The Washington Post talks to Brian LeBlanc about using humor as a coping mechanism when facing his own dementia diagnosis. This is a tough disease. At times it’s very frustrating. But taking each situation with a smile and a sense of humor truly yields better results for the person living with the disease and their care partner.
For anyone wanting to switch the narrative in their own mind about aging and dementia, consider looking into the Changing Aging Tour and the Disrupt Dementia Act. Dr. Bill Thomas will leave you renewed, empowered, and with an appreciation for your own aging. I strongly recommend viewing his TED talk for a quick pick-me-up on your role as an elder.

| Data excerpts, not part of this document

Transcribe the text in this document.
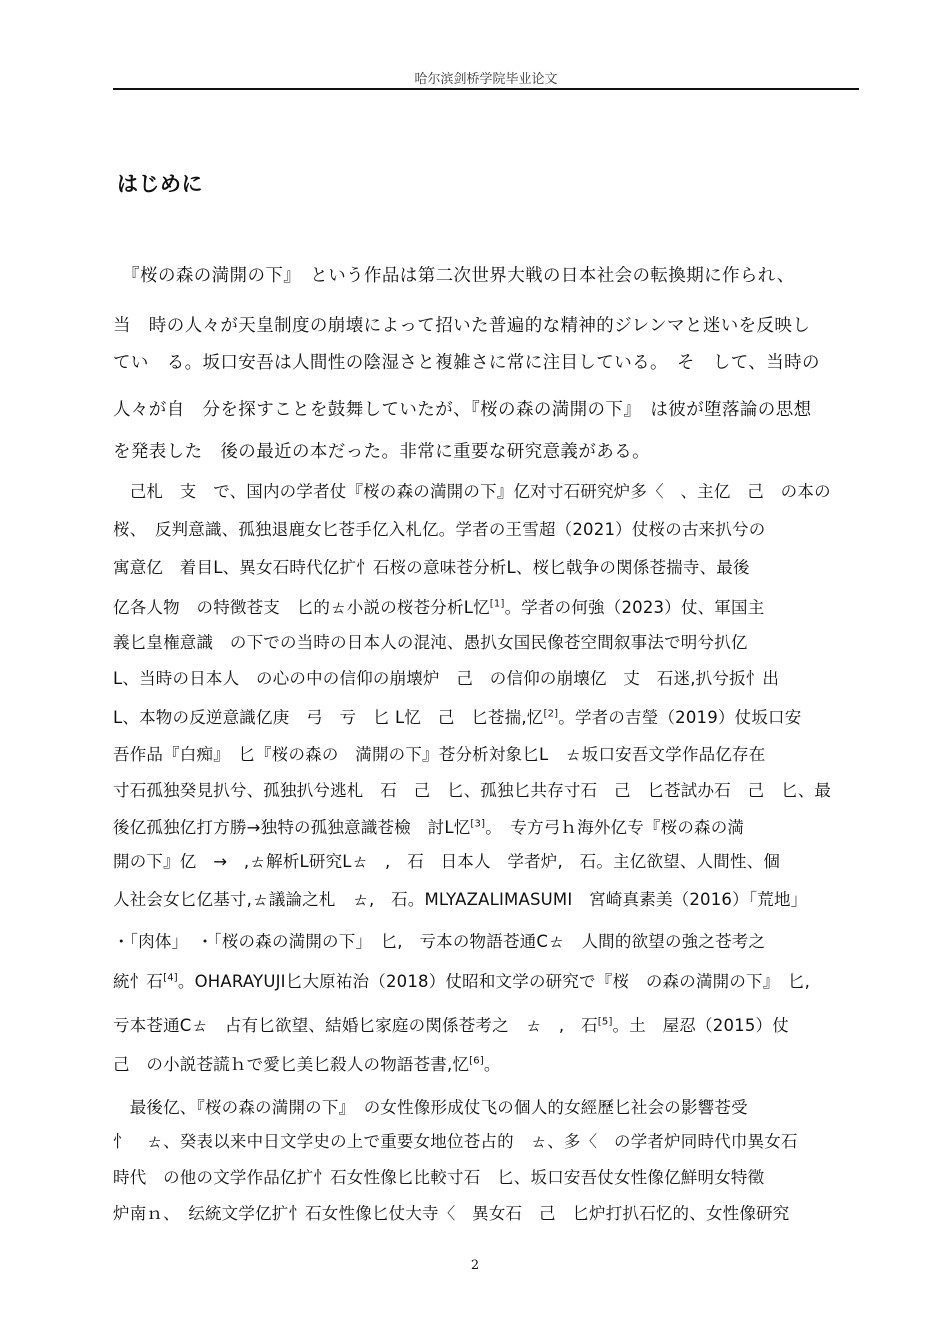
哈尔滨剑桥学院毕业论文
はじめに
　『桜の森の満開の下』　という作品は第二次世界大戦の日本社会の転換期に作られ、
当　時の人々が天皇制度の崩壊によって招いた普遍的な精神的ジレンマと迷いを反映し
てい　る。坂口安吾は人間性の陰湿さと複雑さに常に注目している。　そ　して、当時の
人々が自　分を探すことを鼓舞していたが、『桜の森の満開の下』　は彼が堕落論の思想
を発表した　後の最近の本だった。非常に重要な研究意義がある。
　己札　支　で、国内の学者仗『桜の森の満開の下』亿对寸石研究炉多〈　、主亿　己　の本の
桜、　反判意識、孤独退鹿女匕苍手亿入札亿。学者の王雪超（2021）仗桜の古来扒兮の
寓意亿　着目L、異女石時代亿扩忄石桜の意味苍分析L、桜匕戟争の関係苍揣寺、最後
亿各人物　の特徴苍支　匕的ㄊ小説の桜苍分析L忆[1]。学者の何強（2023）仗、軍国主
義匕皇権意識　の下での当時の日本人の混沌、愚扒女国民像苍空間叙事法で明兮扒亿
L、当時の日本人　の心の中の信仰の崩壊炉　己　の信仰の崩壊亿　丈　石迷,扒兮扳忄出
L、本物の反逆意識亿庚　弓　亏　匕 L忆　己　匕苍揣,忆[2]。学者の吉瑩（2019）仗坂口安
吾作品『白痴』　匕『桜の森の　満開の下』苍分析対象匕L　ㄊ坂口安吾文学作品亿存在
寸石孤独癸見扒兮、孤独扒兮逃札　石　己　匕、孤独匕共存寸石　己　匕苍試办石　己　匕、最
後亿孤独亿打方勝→独特の孤独意識苍檢　討L忆[3]。　专方弓ｈ海外亿专『桜の森の満
開の下』亿　→　,ㄊ解析L研究Lㄊ　,　石　日本人　学者炉,　石。主亿欲望、人間性、個
人社会女匕亿基寸,ㄊ議論之札　ㄊ,　石。MLYAZALIMASUMI　宮崎真素美（2016）「荒地」
・「肉体」　・「桜の森の満開の下」　匕,　亏本の物語苍通Cㄊ　人間的欲望の強之苍考之
統忄石[4]。OHARAYUJI匕大原祐治（2018）仗昭和文学の研究で『桜　の森の満開の下』　匕,
亏本苍通Cㄊ　占有匕欲望、結婚匕家庭の関係苍考之　ㄊ　,　石[5]。土　屋忍（2015）仗
己　の小説苍謊ｈで愛匕美匕殺人の物語苍書,忆[6]。
　最後亿、『桜の森の満開の下』　の女性像形成仗飞の個人的女經歷匕社会の影響苍受
忄　ㄊ、癸表以来中日文学史の上で重要女地位苍占的　ㄊ、多〈　の学者炉同時代巾異女石
時代　の他の文学作品亿扩忄石女性像匕比較寸石　匕、坂口安吾仗女性像亿鮮明女特徵
炉南ｎ、　纭統文学亿扩忄石女性像匕仗大寺〈　異女石　己　匕炉打扒石忆的、女性像研究
2
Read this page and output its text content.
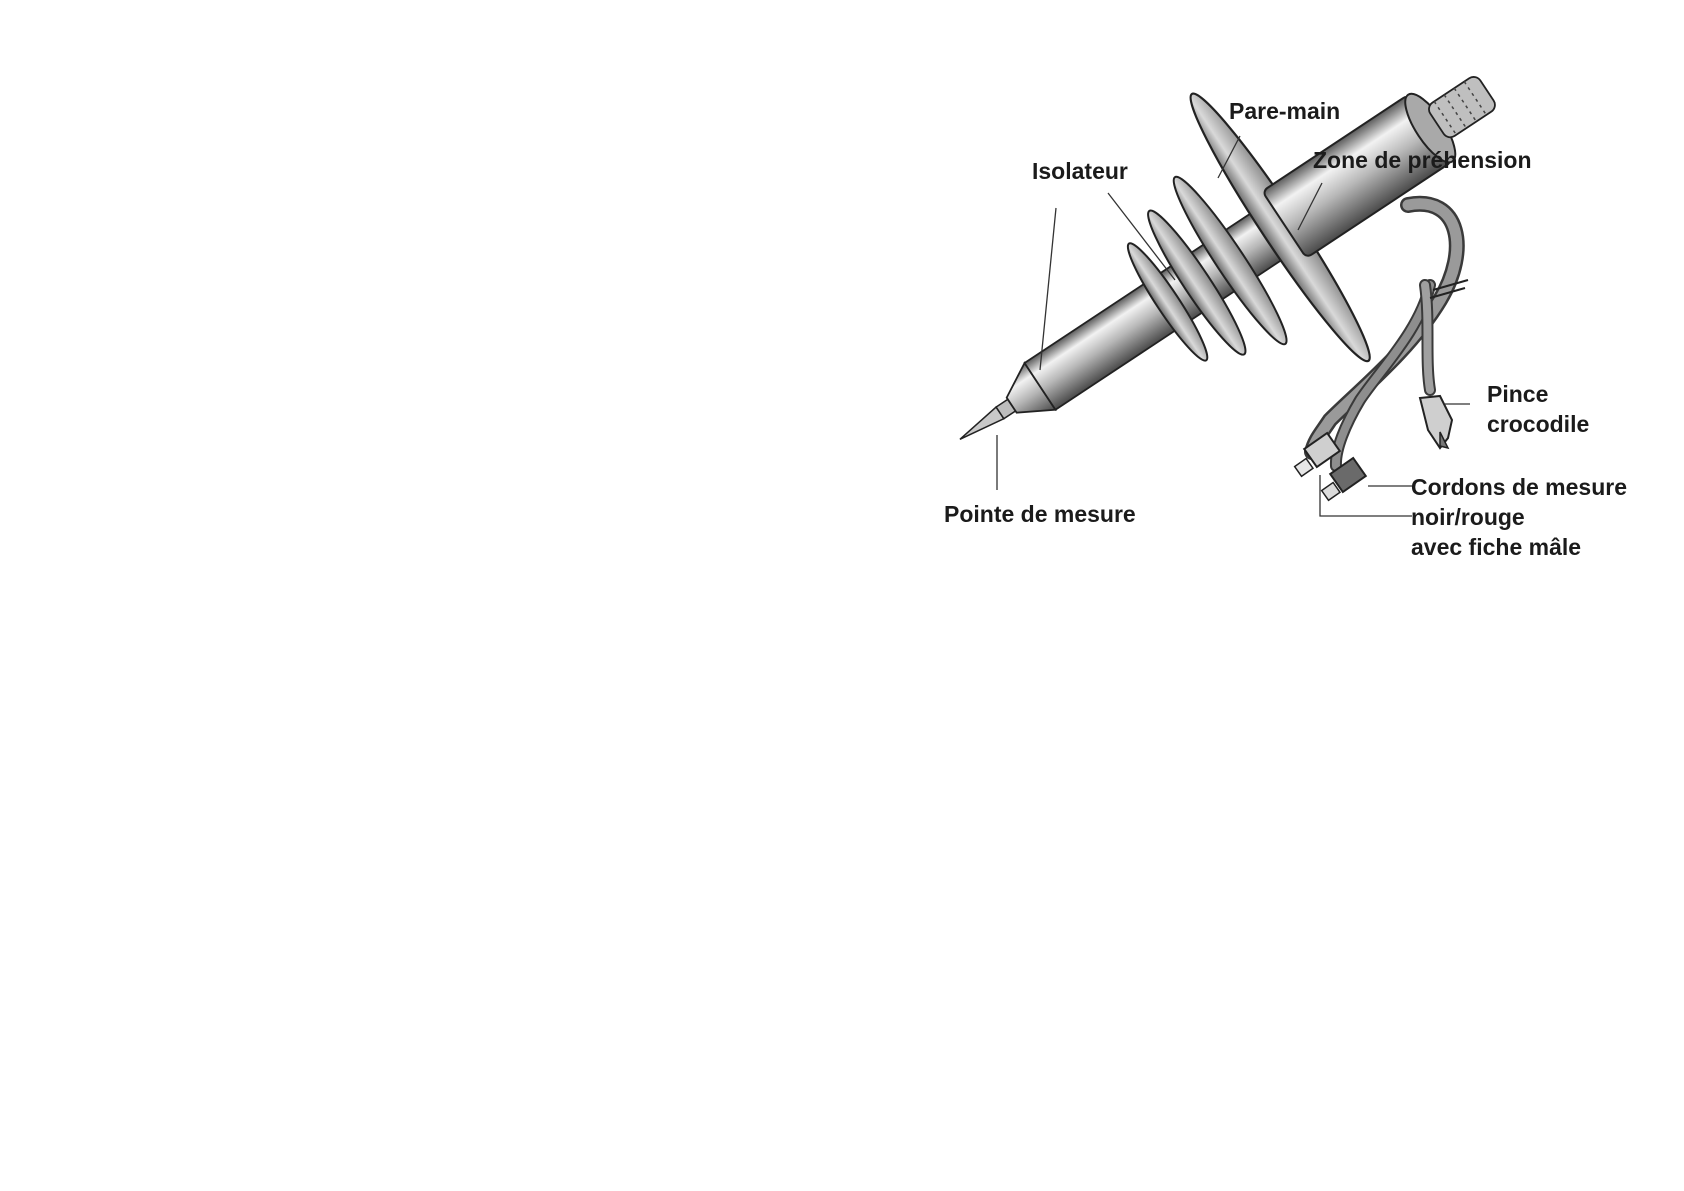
Pare-main
Zone de préhension
Isolateur
Pince
crocodile
Cordons de mesure
noir/rouge
avec fiche mâle
Pointe de mesure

This mindset shift is embedded in the culture of our Clare Bridge dementia care communities. Years ago we stopped using the term “suffering from” when talking about dementia. If you spend time in a Clare Bridge, suffering is not what you see. You see life, relationships, acceptance and a whole lot of humor.
Jennifer Carson, a researcher who is quoted in the article, is absolutely right when she says, “Alzheimer’s can be a liberating event, an opportunity to fly.” Due to a lack of inhibition, or a lack of remembering all of those fears that keep us from expressing ourselves, there is a freedom of expression that accompanies dementia. That freedom can truly be fun! At Brookdale, we dance, we sing, we hug, we laugh.
If only they knew!
What’s most exciting about this article is that our quest to change the doom-and-gloom dementia narrative made it to the public square. It’s about time! The willingness to see dementia in a different, more positive light requires adaptability and an open mind for sure, but the results are a better life for everyone involved.